Frances McDormand gives a powerhouse performance in Three Billboards Outside Ebbing, Missouri, an uproarious delight of a film that snaps the eyelids up like roller-blinds and had the Venice film festival audience breaking into rounds of spontaneous applause. She plays Mildred Hayes, an angel of vengeance at loggerheads with the world. Lock the door and bolt the windows. Mildred comes rampaging up Main Street like hard-boiled Spencer Tracy in Bad Day at Black Rock.

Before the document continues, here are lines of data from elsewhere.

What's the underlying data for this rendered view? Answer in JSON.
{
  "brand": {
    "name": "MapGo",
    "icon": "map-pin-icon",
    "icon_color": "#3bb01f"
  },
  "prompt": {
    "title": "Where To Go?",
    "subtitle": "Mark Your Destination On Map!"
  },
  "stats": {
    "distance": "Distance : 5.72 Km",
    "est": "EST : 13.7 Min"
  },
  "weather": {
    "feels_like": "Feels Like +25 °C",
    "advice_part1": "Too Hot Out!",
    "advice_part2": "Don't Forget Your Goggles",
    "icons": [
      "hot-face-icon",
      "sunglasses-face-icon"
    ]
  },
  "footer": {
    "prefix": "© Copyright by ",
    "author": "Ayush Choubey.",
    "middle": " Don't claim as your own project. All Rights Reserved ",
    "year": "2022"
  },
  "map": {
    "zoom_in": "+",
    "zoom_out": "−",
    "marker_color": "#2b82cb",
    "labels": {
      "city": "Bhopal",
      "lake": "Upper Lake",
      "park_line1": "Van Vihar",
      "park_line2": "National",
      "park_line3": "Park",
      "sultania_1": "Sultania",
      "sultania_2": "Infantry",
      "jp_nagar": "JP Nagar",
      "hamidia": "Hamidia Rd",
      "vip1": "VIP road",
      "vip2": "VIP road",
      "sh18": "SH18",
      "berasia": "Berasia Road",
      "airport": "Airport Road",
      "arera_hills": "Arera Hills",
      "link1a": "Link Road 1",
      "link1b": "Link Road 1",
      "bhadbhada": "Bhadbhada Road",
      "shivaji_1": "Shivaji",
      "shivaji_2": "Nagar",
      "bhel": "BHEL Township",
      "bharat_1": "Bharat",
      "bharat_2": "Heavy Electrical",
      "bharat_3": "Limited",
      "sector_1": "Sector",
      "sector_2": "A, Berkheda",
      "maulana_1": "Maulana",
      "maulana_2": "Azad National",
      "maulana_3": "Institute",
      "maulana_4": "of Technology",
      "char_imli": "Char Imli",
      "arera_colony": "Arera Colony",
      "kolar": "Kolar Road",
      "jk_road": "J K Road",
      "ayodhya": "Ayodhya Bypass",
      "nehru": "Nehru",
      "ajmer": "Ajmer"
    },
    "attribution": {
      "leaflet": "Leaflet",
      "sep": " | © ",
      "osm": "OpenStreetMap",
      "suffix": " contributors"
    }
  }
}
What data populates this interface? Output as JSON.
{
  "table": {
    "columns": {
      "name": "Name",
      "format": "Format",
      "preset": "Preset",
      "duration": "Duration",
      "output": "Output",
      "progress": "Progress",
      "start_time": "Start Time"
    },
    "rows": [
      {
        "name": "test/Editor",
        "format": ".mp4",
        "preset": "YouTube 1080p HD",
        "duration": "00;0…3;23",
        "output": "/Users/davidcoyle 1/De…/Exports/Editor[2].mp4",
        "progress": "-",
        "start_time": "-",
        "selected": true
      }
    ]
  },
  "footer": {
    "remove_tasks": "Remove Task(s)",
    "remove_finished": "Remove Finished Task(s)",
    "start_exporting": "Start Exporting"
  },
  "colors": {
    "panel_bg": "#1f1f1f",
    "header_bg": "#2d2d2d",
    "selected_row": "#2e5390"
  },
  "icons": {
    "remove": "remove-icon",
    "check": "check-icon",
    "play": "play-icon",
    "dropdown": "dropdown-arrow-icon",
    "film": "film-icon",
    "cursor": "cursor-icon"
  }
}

Playwright Martin McDonagh won plaudits for his bustling 2008 feature debut, In Bruges – but Three Billboards is on a whole other level. The director tosses it into competition, underarm, like a firecracker, where it promptly explodes in a flash of jokes, a splash of blood and a twisting plume of ornate dialogue. It remains to be seen how this one will bed down; how deep an impression it leaves once the smell of cordite has faded. But in the moment, good heavens, this feels like Bonfire night and the Fourth of July.
Those familiar with McDonagh’s work will be unsurprised to learn that Three Billboards is a bold and showboating affair, robustly drawn and richly written; a violent carnival of small-town American life. Yet it has a big, beating heart, even a rough-edged compassion for its brawling inhabitants.